D'après une étude, seuls 3% des écosystèmes de la planète ont été épargnés par l'activité humaine

D'après une étude, seuls 3% des écosystèmes de la planète ont été épargnés par l'activité humaine.
D'après une étude, seuls 3% des écosystèmes de la planète ont été épargnés par l'activité humaine. - © Enn Li Photography - Getty Images

Des chercheurs ont cartographié les régions naturelles de la planète préservées des activités humaines. D'après leurs estimations, environ 3% présentent des écosystèmes intacts.

Les chercheurs estiment toutefois que la réintroduction d'espèces dans certaines zones du globe permettrait de rétablir jusqu'à 20% des écosystèmes de la surface terrestre.

La réintroduction d'espèces pourrait sauver 20% des territoires

D'après les auteurs de cette publication parue dans le journal Frontiers in Forests and Global Change, réintroduire un nombre ciblé d'espèces dans certaines zones endommagées permettrait de rétablir l'intégrité écologique de 20% des terres de la planète.

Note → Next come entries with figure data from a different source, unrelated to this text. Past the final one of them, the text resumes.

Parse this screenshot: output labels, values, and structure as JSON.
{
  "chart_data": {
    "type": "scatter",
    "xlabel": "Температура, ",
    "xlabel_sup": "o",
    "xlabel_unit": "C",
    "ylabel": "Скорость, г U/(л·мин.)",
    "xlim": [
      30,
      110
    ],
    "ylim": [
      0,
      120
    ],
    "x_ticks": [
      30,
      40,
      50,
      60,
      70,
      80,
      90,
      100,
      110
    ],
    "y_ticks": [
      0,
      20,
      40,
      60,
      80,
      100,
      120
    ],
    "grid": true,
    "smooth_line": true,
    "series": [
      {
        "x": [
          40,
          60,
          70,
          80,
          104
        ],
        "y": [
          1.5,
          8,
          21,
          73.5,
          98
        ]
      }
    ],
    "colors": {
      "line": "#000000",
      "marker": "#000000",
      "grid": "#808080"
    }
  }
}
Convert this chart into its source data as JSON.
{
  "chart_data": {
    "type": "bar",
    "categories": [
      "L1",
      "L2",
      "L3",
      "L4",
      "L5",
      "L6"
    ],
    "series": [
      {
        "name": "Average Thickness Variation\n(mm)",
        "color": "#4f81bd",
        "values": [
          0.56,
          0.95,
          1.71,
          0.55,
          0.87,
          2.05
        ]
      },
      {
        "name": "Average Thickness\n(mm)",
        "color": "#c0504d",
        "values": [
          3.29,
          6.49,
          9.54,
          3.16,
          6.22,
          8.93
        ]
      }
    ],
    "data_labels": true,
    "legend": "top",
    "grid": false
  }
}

Cela reviendrait par exemple à réintroduire les éléphants de forêt d'Afrique dans les régions du bassin du Congo, dont ils ont disparu.

Cette espèce est particulièrement menacée par la destruction de son habitat et le braconnage, à l'instar des girafes et des zèbres, de moins en moins présents dans les forêts et les savanes d'Afrique.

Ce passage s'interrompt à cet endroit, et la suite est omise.